WebZine A magazine is considering the launch of an online edition. The magazine plans to go ahead only if it's convinced that more than \(25 \%\) of current readers would subscribe. The magazine contacted a Simple Random Sample of 500 current subscribers, and 137 of those surveyed expressed interest. What should the company do? Test an appropriate hypothesis and state your conclusion. Be sure the appropriate assumptions and conditions are satisfied before you proceed.

Take the offer II We saw in Chapter 16 ?, Exercise 36 ? that First USA tested the effectiveness of a double miles campaign by recently sending out offers to a random sample of 50,000 cardholders. Of those, 1184 registered for the promotion. Even though this is nearly a \(2.4 \%\) rate, a staff member suspects that the success rate for the full campaign will be no different than the standard \(2 \%\) rate that they are used to seeing in similar campaigns. What do you predict? a. What are the hypotheses? b. Are the assumptions and conditions for inference met? c. Do you think the rate would change if they use this fundraising campaign? Explain.

Hypotheses and parameters As in Exercise 3 ?, for each of the following situations, define the parameter and write the null and alternative hypotheses in terms of parameter values. a. Seat-belt compliance in Massachusetts was \(65 \%\) in 2008. The state wants to know if it has changed. b. Last year, a survey found that \(45 \%\) of the employees were willing to pay for on-site day care. The company wants to know if that has changed. c. Regular card customers have a default rate of \(6.7 \% .\) A credit card bank wants to know if that rate is different for their Gold card customers. d. Regular card customers have been with the company for an average of 17.3 months. The credit card bank wants to know if their Gold card customers have been with the company on average the same amount of time.

Parameters and hypotheses For each of the following situations, define the parameter (proportion or mean) and write the null and alternative hypotheses in terms of parameter values. Example: We want to know if the proportion of up days in the stock market is \(50 \% .\) Answer: Let \(p=\) the proportion of up days. \(\mathrm{H}_{0}: p=0.5 \mathrm{vs} . \mathrm{H}_{\mathrm{A}}: p \neq 0.5\) a. A casino wants to know if their slot machine really delivers the 1 in 100 win rate that it claims. b. Last year, customers spent an average of \(\$ 35.32\) per visit to the company's website. Based on a random sample of purchases this year, the company wants to know if the mean this year has changed. c. A pharmaceutical company wonders if their new drug has a cure rate different from the \(30 \%\) reported by the placebo. d. A bank wants to know if the percentage of customers using their website has changed from the \(40 \%\) that used it before their system crashed last week.

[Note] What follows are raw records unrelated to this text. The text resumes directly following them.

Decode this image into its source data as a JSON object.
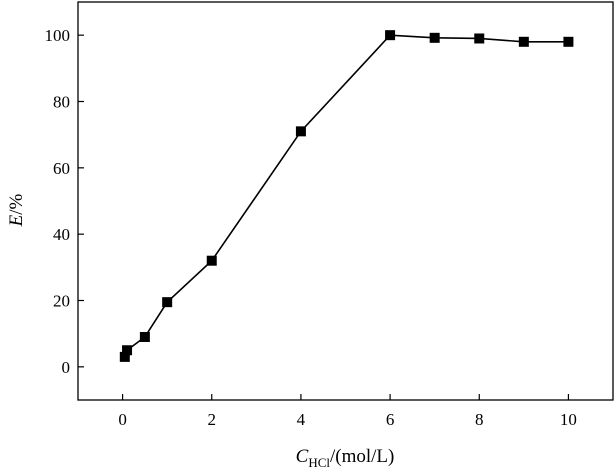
{
  "chart_data": {
    "type": "line",
    "title": "",
    "xlabel": {
      "var": "C",
      "sub": "HCl",
      "unit": "/(mol/L)"
    },
    "ylabel": {
      "var": "E",
      "unit": "/%"
    },
    "xlim": [
      -1,
      11
    ],
    "ylim": [
      -10,
      110
    ],
    "xticks": [
      0,
      2,
      4,
      6,
      8,
      10
    ],
    "yticks": [
      0,
      20,
      40,
      60,
      80,
      100
    ],
    "series": [
      {
        "name": "E",
        "marker": "square",
        "color": "#000000",
        "x": [
          0.05,
          0.1,
          0.5,
          1,
          2,
          4,
          6,
          7,
          8,
          9,
          10
        ],
        "y": [
          3,
          5,
          9,
          19.5,
          32,
          71,
          100,
          99.2,
          99,
          98,
          98
        ]
      }
    ]
  }
}
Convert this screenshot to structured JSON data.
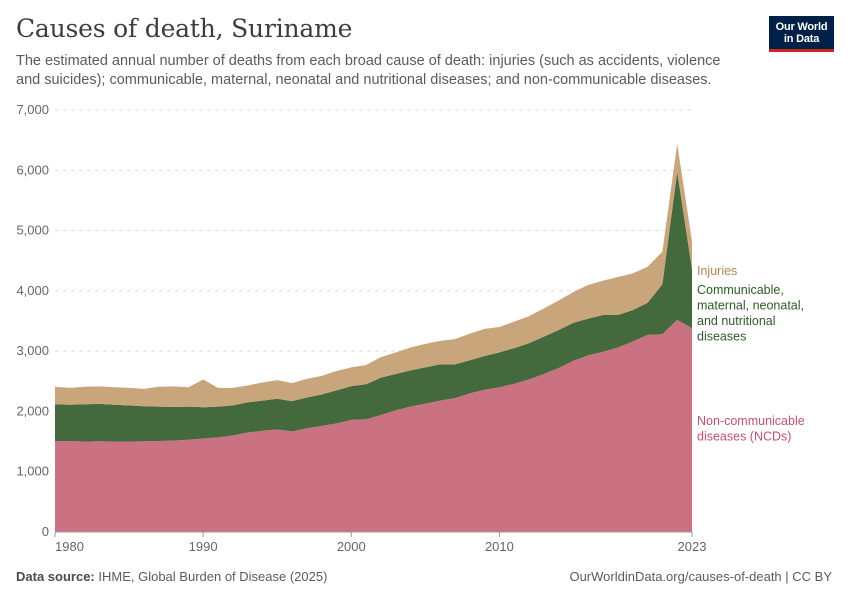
{
  "header": {
    "title": "Causes of death, Suriname",
    "subtitle": "The estimated annual number of deaths from each broad cause of death: injuries (such as accidents, violence and suicides); communicable, maternal, neonatal and nutritional diseases; and non-communicable diseases."
  },
  "logo": {
    "line1": "Our World",
    "line2": "in Data"
  },
  "footer": {
    "source_label": "Data source:",
    "source_text": "IHME, Global Burden of Disease (2025)",
    "url": "OurWorldinData.org/causes-of-death | CC BY"
  },
  "colors": {
    "ncd": "#cb7282",
    "communicable": "#44693d",
    "injuries": "#c9a57b",
    "grid": "#dddddd",
    "axis_text": "#666666"
  },
  "chart_data": {
    "type": "area",
    "stacked": true,
    "title": "Causes of death, Suriname",
    "x": [
      1980,
      1981,
      1982,
      1983,
      1984,
      1985,
      1986,
      1987,
      1988,
      1989,
      1990,
      1991,
      1992,
      1993,
      1994,
      1995,
      1996,
      1997,
      1998,
      1999,
      2000,
      2001,
      2002,
      2003,
      2004,
      2005,
      2006,
      2007,
      2008,
      2009,
      2010,
      2011,
      2012,
      2013,
      2014,
      2015,
      2016,
      2017,
      2018,
      2019,
      2020,
      2021,
      2022,
      2023
    ],
    "xlim": [
      1980,
      2023
    ],
    "ylim": [
      0,
      7000
    ],
    "x_ticks": [
      "1980",
      "1990",
      "2000",
      "2010",
      "2023"
    ],
    "x_tick_values": [
      1980,
      1990,
      2000,
      2010,
      2023
    ],
    "y_ticks": [
      "0",
      "1,000",
      "2,000",
      "3,000",
      "4,000",
      "5,000",
      "6,000",
      "7,000"
    ],
    "y_tick_values": [
      0,
      1000,
      2000,
      3000,
      4000,
      5000,
      6000,
      7000
    ],
    "grid": true,
    "legend": "right-inline",
    "series": [
      {
        "name": "Non-communicable diseases (NCDs)",
        "label_lines": [
          "Non-communicable",
          "diseases (NCDs)"
        ],
        "color": "#cb7282",
        "values": [
          1510,
          1510,
          1500,
          1505,
          1500,
          1500,
          1505,
          1510,
          1515,
          1530,
          1550,
          1570,
          1600,
          1650,
          1680,
          1700,
          1670,
          1720,
          1760,
          1800,
          1860,
          1870,
          1940,
          2020,
          2080,
          2130,
          2180,
          2220,
          2300,
          2360,
          2400,
          2460,
          2530,
          2620,
          2720,
          2840,
          2930,
          2990,
          3060,
          3160,
          3270,
          3280,
          3520,
          3380
        ]
      },
      {
        "name": "Communicable, maternal, neonatal, and nutritional diseases",
        "label_lines": [
          "Communicable,",
          "maternal, neonatal,",
          "and nutritional",
          "diseases"
        ],
        "color": "#44693d",
        "values": [
          610,
          600,
          620,
          620,
          610,
          600,
          580,
          570,
          560,
          550,
          520,
          510,
          500,
          500,
          500,
          510,
          500,
          510,
          520,
          550,
          560,
          580,
          620,
          600,
          600,
          600,
          600,
          560,
          550,
          560,
          580,
          590,
          600,
          620,
          630,
          630,
          610,
          610,
          540,
          520,
          530,
          830,
          2450,
          980
        ]
      },
      {
        "name": "Injuries",
        "label_lines": [
          "Injuries"
        ],
        "color": "#c9a57b",
        "values": [
          290,
          280,
          290,
          290,
          290,
          290,
          290,
          330,
          340,
          320,
          460,
          310,
          290,
          280,
          300,
          310,
          300,
          310,
          310,
          320,
          310,
          320,
          340,
          360,
          380,
          390,
          390,
          420,
          440,
          450,
          420,
          440,
          450,
          470,
          490,
          510,
          560,
          570,
          630,
          610,
          600,
          540,
          470,
          460
        ]
      }
    ]
  }
}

We saw in Chapter 17 ?, Exercise 56 ? that some students checked 6 bags of Doritos marked with a net weight of 28.3 grams. They carefully weighed the contents of each bag, recording the following weights (in grams): 29.2,28.5,28.7,28.9,29.1,29.5 a. Do these data satisfy the assumptions for inference? Explain. b. Find the mean and standard deviation of the weights. c. Test the hypothesis that the net weight is as claimed.